Uma outra questão analisada pelos pesquisadores foi o acesso das crianças e adolescentes a conteúdos sexuais. Pelo menos 9% do total de usuários entre 9 e 17 anos já viram imagens ou vídeos de conteúdo sexual na internet nos últimos 12 meses. Na maioria das vezes (34% do total), essas imagens aparecem sem querer, seguidas pelas redes sociais (26%). Cerca de 16% das crianças e adolescentes também relataram ter recebido mensagens de conteúdo sexual pela internet.
"Temos essa perspectiva sobre o risco, mas também temos que considerar que o contato com esse tipo de conteúdo pode ter sido uma busca de informação, pode ter sido uma comunicação entre pais. Portanto, não necessariamente isso foi um acesso indesejado ou algo problemático.

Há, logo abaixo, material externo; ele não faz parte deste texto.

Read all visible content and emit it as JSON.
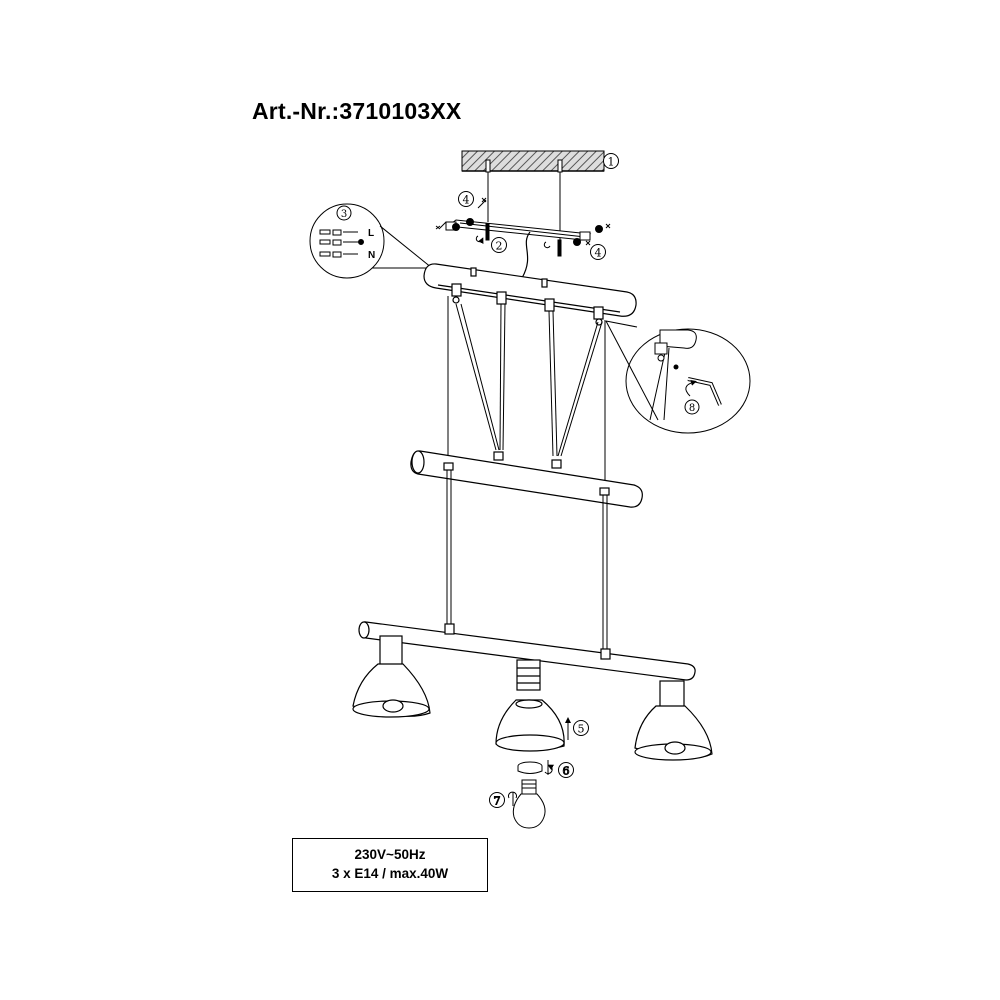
{
  "article_number": "Art.-Nr.:3710103XX",
  "specs": {
    "voltage": "230V~50Hz",
    "bulbs": "3 x E14 / max.40W"
  },
  "step_markers": [
    "1",
    "2",
    "3",
    "4",
    "4",
    "5",
    "6",
    "7",
    "8"
  ],
  "wiring_labels": {
    "live": "L",
    "neutral": "N"
  },
  "colors": {
    "line": "#000000",
    "shade_fill": "#ffffff"
  }
}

Mas temos que olhar para esse dado sabendo que existe um potencial dano ou incômodo e, a partir daí, qualificar quem enviou essa mensagem e onde a criança teve esse contato. Por isso, reforçamos a importância da participação dos responsáveis no acompanhamento das atividades que a criança e o adolescente realizam", disse.
Em entrevista à Agência Brasil, a coordenadora do estudo destacou que a internet não traz apenas riscos, mas diversos benefícios destinados, por exemplo, ao lazer, ao conhecimento e ao entretenimento. "Reforço que os benefícios estão associados às condições de acesso", ressaltou.
"Os riscos têm naturezas diversas e podem ser de violências sexuais ou comerciais, por exemplo. Há muitas possibilidades de contato ou situações de risco na internet, mas eu sempre destaco que proibir, inibir ou restringir a participação não necessariamente vai protegê-la do risco. Podemos restringir o risco, mas também restringimos a oportunidade. Por isso, indico o diálogo e o acompanhamento dos responsáveis para saber que tipo de conteúdo ela está acessando e com quem ela conversa."
Para a pesquisa, foram ouvidas 2.704 crianças e adolescentes de todo o país, com idades entre 9 e 17 anos, e 2.704 pais ou responsáveis. O estudo foi realizado entre março e julho deste ano. O TIC Kids Online Brasil é uma pesquisa feita anualmente desde 2012 e só não foi realizada em 2020 por causa da pandemia de covid-19.